Mother’s Day for the year 2021 is celebrated on Sunday, May 9th. It is a time to honor mothers, grandmothers, and great-grandmothers for their contribution to family and society. What about those mothers who are the primary providers for the majority of the world’s 925 million hungry people?
Women produce 60 to 80 per cent of all food, both as subsistence farmers and as agricultural wage laborers. They are the primary providers for the majority of the world’s 925 million hungry people, obtaining food, collecting firewood and water, and cooking. And yet they have less access to land and the resources necessary to grow on it than their male counterparts. Inequitable distribution of land, labor, and resources leaves farming women triply burdened by work: in the fields, in the home, and in society.
How do the agricultural policies of international financial institutions (IFIs), such as the International Monetary Fund and the World Bank, affect women? How do the most important movement for women rights – such as Women’s Liberation Movement or Riot Grrrls – really address the situation of so many women living in poverty and supporting their family in extreme conditions?
- When the collapse of agricultural markets – often precipitated by IFI policies – forces men to leave their home and travel to other countries in search of work, women are left behind to tend to the family and work family farmland.
- IFI pressure on governments to abolish taxes on food imports and repay debts reduces governments’ ability to pay for healthcare and education. Spending cuts in these sectors inevitably cause the most harm to women and girls.

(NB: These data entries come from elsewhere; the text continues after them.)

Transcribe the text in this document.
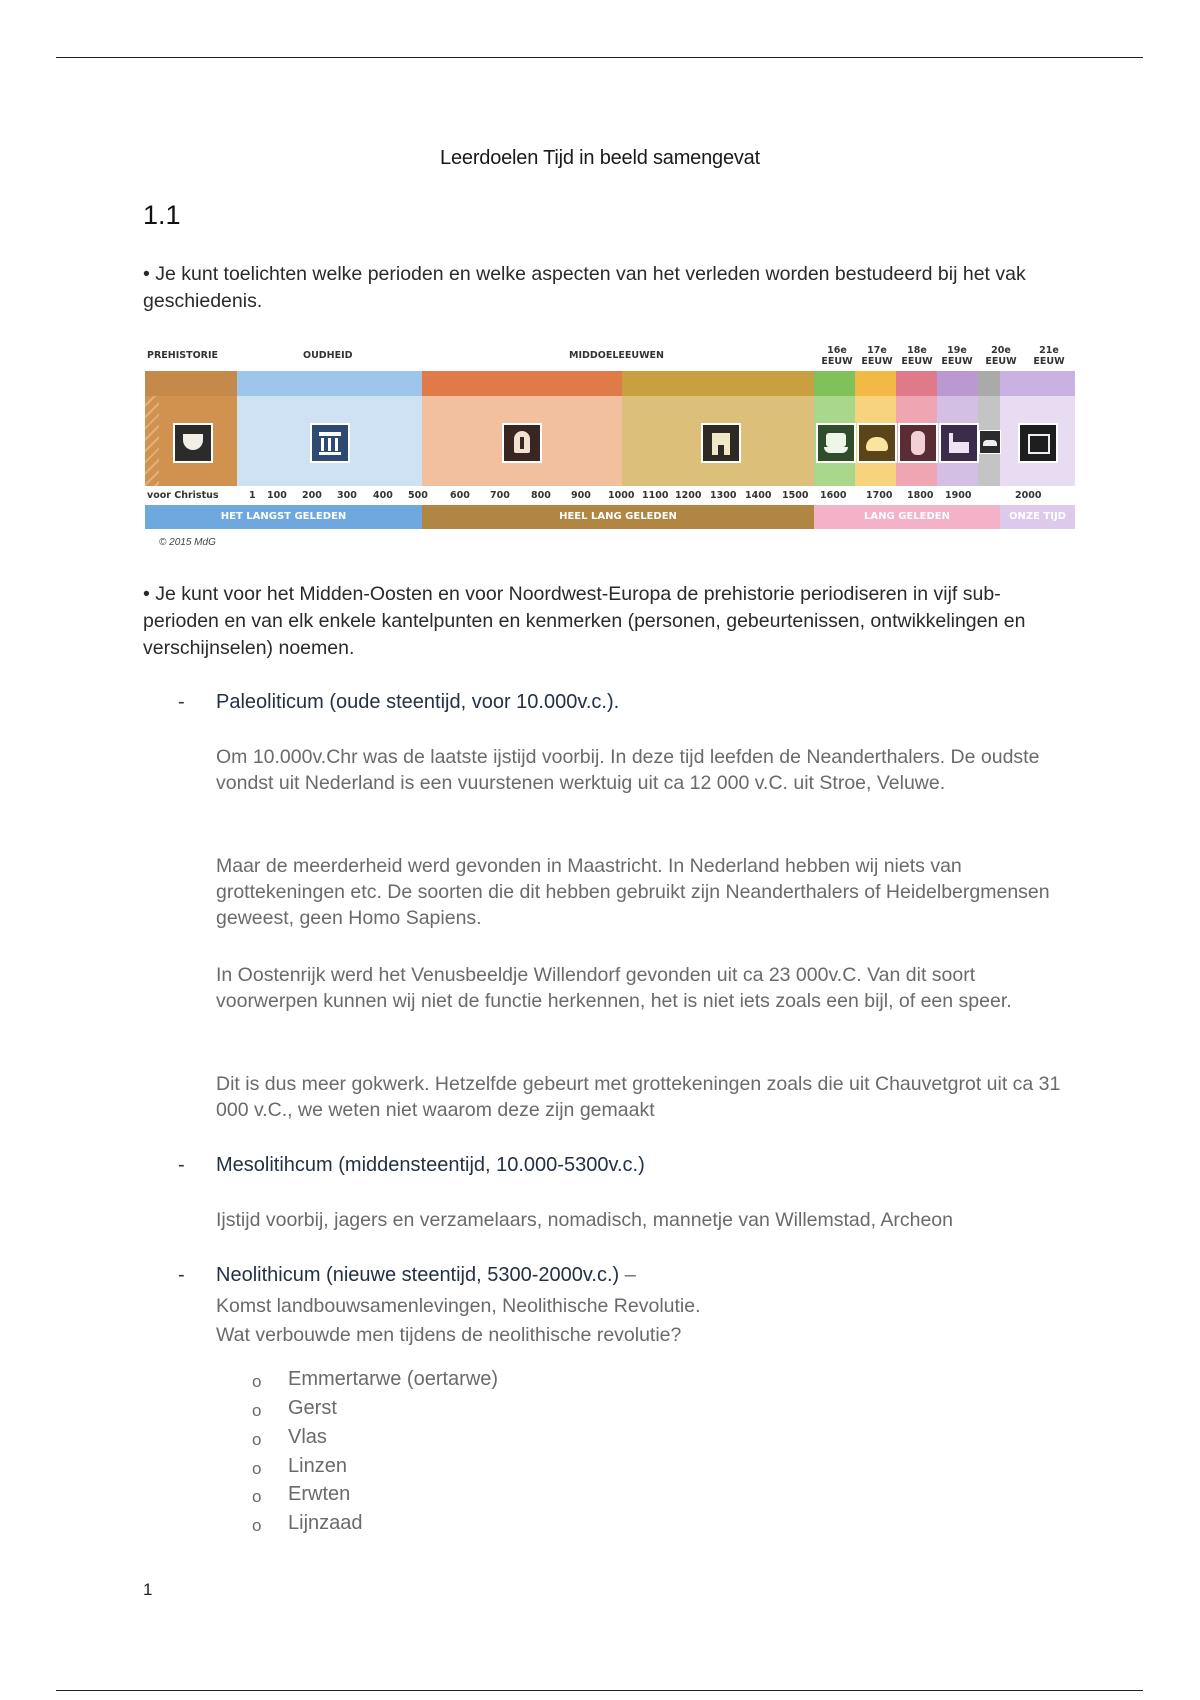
Leerdoelen Tijd in beeld samengevat
1.1
• Je kunt toelichten welke perioden en welke aspecten van het verleden worden bestudeerd bij het vak geschiedenis.
PREHISTORIE	OUDHEID	MIDDOELEEUWEN	16e EEUW
17e EEUW
18e EEUW
19e EEUW
20e EEUW
21e EEUW
voor Christus	1 100 200 300 400 500 600 700 800 900 1000 1100 1200 1300 1400 1500 1600 1700 1800 1900	2000
HET LANGST GELEDEN	HEEL LANG GELEDEN	LANG GELEDEN	ONZE TIJD
© 2015 MdG
• Je kunt voor het Midden-Oosten en voor Noordwest-Europa de prehistorie periodiseren in vijf sub-perioden en van elk enkele kantelpunten en kenmerken (personen, gebeurtenissen, ontwikkelingen en verschijnselen) noemen.
- Paleoliticum (oude steentijd, voor 10.000v.c.).
Om 10.000v.Chr was de laatste ijstijd voorbij. In deze tijd leefden de Neanderthalers. De oudste vondst uit Nederland is een vuurstenen werktuig uit ca 12 000 v.C. uit Stroe, Veluwe.
Maar de meerderheid werd gevonden in Maastricht. In Nederland hebben wij niets van grottekeningen etc. De soorten die dit hebben gebruikt zijn Neanderthalers of Heidelbergmensen geweest, geen Homo Sapiens.
In Oostenrijk werd het Venusbeeldje Willendorf gevonden uit ca 23 000v.C. Van dit soort voorwerpen kunnen wij niet de functie herkennen, het is niet iets zoals een bijl, of een speer.
Dit is dus meer gokwerk. Hetzelfde gebeurt met grottekeningen zoals die uit Chauvetgrot uit ca 31 000 v.C., we weten niet waarom deze zijn gemaakt
- Mesolitihcum (middensteentijd, 10.000-5300v.c.)
Ijstijd voorbij, jagers en verzamelaars, nomadisch, mannetje van Willemstad, Archeon
- Neolithicum (nieuwe steentijd, 5300-2000v.c.) –
Komst landbouwsamenlevingen, Neolithische Revolutie.
Wat verbouwde men tijdens de neolithische revolutie?
o Emmertarwe (oertarwe)
o Gerst
o Vlas
o Linzen
o Erwten
o Lijnzaad
1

- Rising food prices put additional pressure on already strained household budgets. When women enter the formal work force to help support household consumption, girls are often forced to leave school to attend to household chores and care for younger siblings.
- IFI agriculture investments support big businesses, not women farmers. IFI investments tend to focus on agro-processing and commercial agriculture, which mainly utilize male laborers and focus on external markets. These investments tend to overlook women, who are often restricted to subsistence farming, and instead mainly benefit the transnational corporations that win IFI procurement contracts.
Nevertheless, though facing difficult challenges, women around the world hare are making strides both in national policy and in land movements themselves. In some places, they are gaining greater access to arable land, technology, credit, markets, training equipment, and control over agriculture knowledge. In certain countries, they have won the right for their name, not just their husband’s, to go on the land title, making them direct beneficiaries of land reform.
More women are directly earning wages for their agricultural labor, instead of through their husbands or fathers. Some countries are articulating women-specific labor rights in their constitutions. Not alien to this progress are the contribution of academic research, analysis and empowerment coming from enlightened women.